Economists are pinning much of their optimism for stronger growth on consumers, whose expenditures account for more than two-thirds of GDP.
So far, households have elected to save rather than spend much of the windfall they gained from the steep fall in gasoline prices. The savings rate jumped to 5.8 percent in February, up from 4.9 percent at the end of last year and the highest since December 2012, according to the Commerce Department in Washington.
Expenditures should strengthen this quarter as households start to dip into those savings, economists said. “Consumer spending is starting to look more and more like a coiled spring, and we could definitely see it pick up,” said Guy Berger, U.S. economist at RBS Securities Inc. in Stamford, Connecticut.
Also arguing for a stronger spending: elevated household confidence. The Bloomberg index of consumer sentiment climbed to 46.2 in the period ended March 29 from 45.5 the prior week, capping the strongest quarter since the second quarter of 2007. The measure of households’ propensity to spend increased to the highest level in eight years, while the reading on personal finances was the second-best since October 2007. The University of Michigan’s consumer sentiment index in March capped the strongest quarter since 2004.
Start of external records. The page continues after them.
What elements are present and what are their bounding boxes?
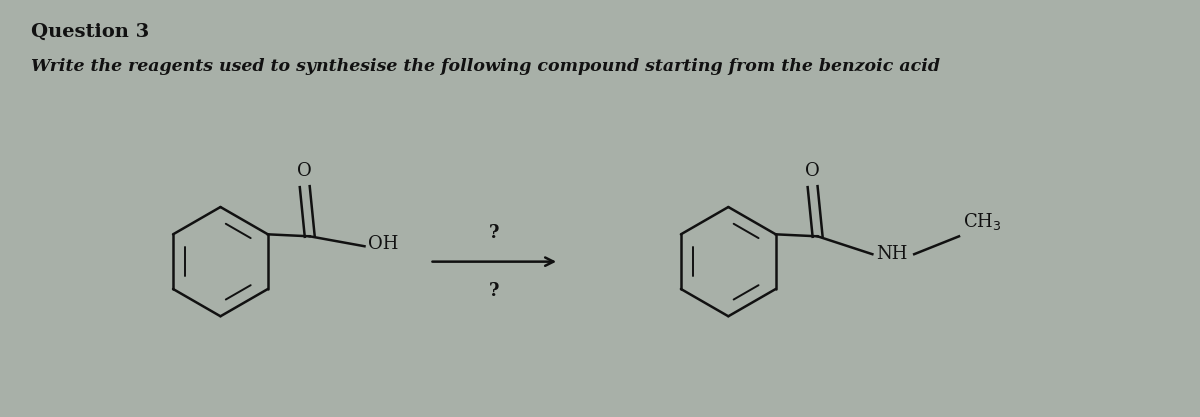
Text: Write the reagents used to synthesise the following compound starting from the b: Write the reagents used to synthesise th…	[31, 58, 941, 75]
Text: CH$_3$: CH$_3$	[962, 211, 1002, 232]
Text: OH: OH	[368, 235, 398, 253]
Text: ?: ?	[490, 281, 499, 299]
Text: O: O	[298, 162, 312, 180]
Text: O: O	[805, 162, 820, 180]
Text: NH: NH	[876, 245, 907, 263]
Text: Question 3: Question 3	[31, 23, 150, 41]
Text: ?: ?	[490, 224, 499, 242]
Behravesh saw a “silver lining” in the April 3 jobs report. Wages showed signs of picking up, which would be another plus for household expenditures. Hourly pay rose by 0.3 percent in March from the prior month after a 0.1 percent gain in February.
Still, some pockets of weakness in the economy could end up persisting. The strong dollar is hurting U.S. manufacturing companies, making their products less competitive overseas and more vulnerable to lower-priced imports. Manufacturing in the U.S. expanded in March at the slowest pace in almost two years, according to the Institute for Supply Management in Tempe, Arizona. Manufacturing employment fell 1,000 last month, the first drop since July 2013.
The energy industry also is suffering, in its case from the collapse in oil prices. Over the past three months, payrolls in mining and logging, which includes oilfield services, have fallen by 29,000, the worst since a similar period ended in July 2009. Crude prices have slumped 54 percent since a June 2014 high.
Ethan Harris, co-head of global economics research at Bank of America Corp. in New York, argued nevertheless that the “fundamental backdrop for the economy is pretty good.” Consumers have reduced debts and built up savings, banks have added capital and the housing market has mostly healed, he said.
“The only headwinds of real importance right now are weakness overseas and the strong dollar,” Harris, a former Fed official, said. “Beyond that, the economy is now in a position where it should be growing 3 percent.”